第19章 託された花2 【家康】
名無しの声は真剣で、不安げに揺れていた。
名無しを託した佐助は帰り際に、
『ひとつ気になる事があります』
と、ワームホールについて家康に説明していたのを思い出した。
『予想では1ヶ月後の発生ですが、念のため注意してください。名無しさんは未来に帰る気は無いと言っていましたが、巻き込まれたら飛ばされてしまう』
『……』
『発生の前には嵐が来る。雷の影響でワームホールが発生する。もし兆候が見られたらそれを避け、どうにか逃げ切って欲しいんです』
実際にそれを経験している名無しが、あんなに真剣で怯えた様子なのだから、この雨はまさにその兆候なのだろう。
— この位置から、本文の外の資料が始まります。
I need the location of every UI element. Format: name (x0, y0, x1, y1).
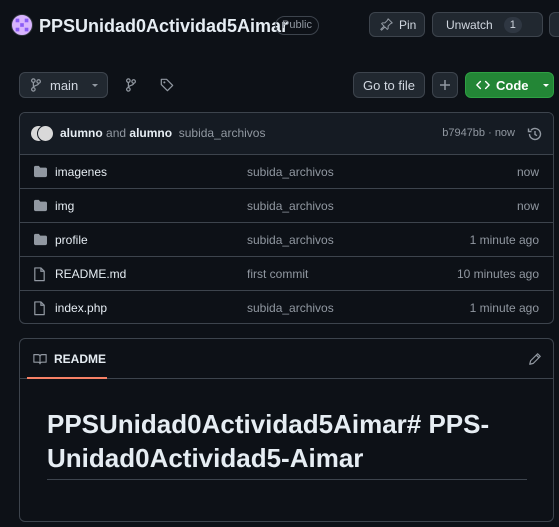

(念のため、じゃないよ。実際に起きちゃってるし…。とにかく逃げ切るしか無いって事か)
「わかった、すぐに準備する」
家康は、襖越しに名無しに返事をして廊下を駆け出した。
「説明する時間は無いけど危機が迫ってる。名無しを連れて逃げなければならない」
家臣にも女中頭にも、短くそう伝えただけだが、
「無事にお戻りになるのをお待ちしております」
と、神妙に言い、馬の用意など、テキパキと準備を進めてくれた。
身支度を整え市女笠を被り、そこから垂らした純白の薄布で顔を隠した名無しが、女中頭に伴われて部屋を出てきた。
「私…皆様に何とお礼を言ったらいいのか…」
家臣、女中頭に頭を下げる名無し。
「姫様、大丈夫です。家康様が必ず守ってくださいますよ」
女中頭は温かい手で優しく名無しの肩を抱き、
「はい…」
名無しは声を震わせながら頷いた。
用意されたのは毛並みの良い見事な馬。
ひらりと飛び乗った家康は一瞬ためらってから、名無しに手を差し伸べる。
(触れてもいいのか…?)
名無しも一瞬だけためらったが、スッと手を重ねた。
家康はそれに少し安堵しながら手をギュッと握って彼女を引っ張り上げ、皆に見送られながら御殿を後にした。
雨は明らかに強くなっており、確実に嵐の気配を感じる。
西の空は黒く分厚い雲で覆われていた。
「名無し、速度を上げる。怖いかもしれないけど俺にしっかり掴まってて。舌を噛まないように喋らない方がいい」
こくんと頷いた名無しは両手を家康の身体に回した。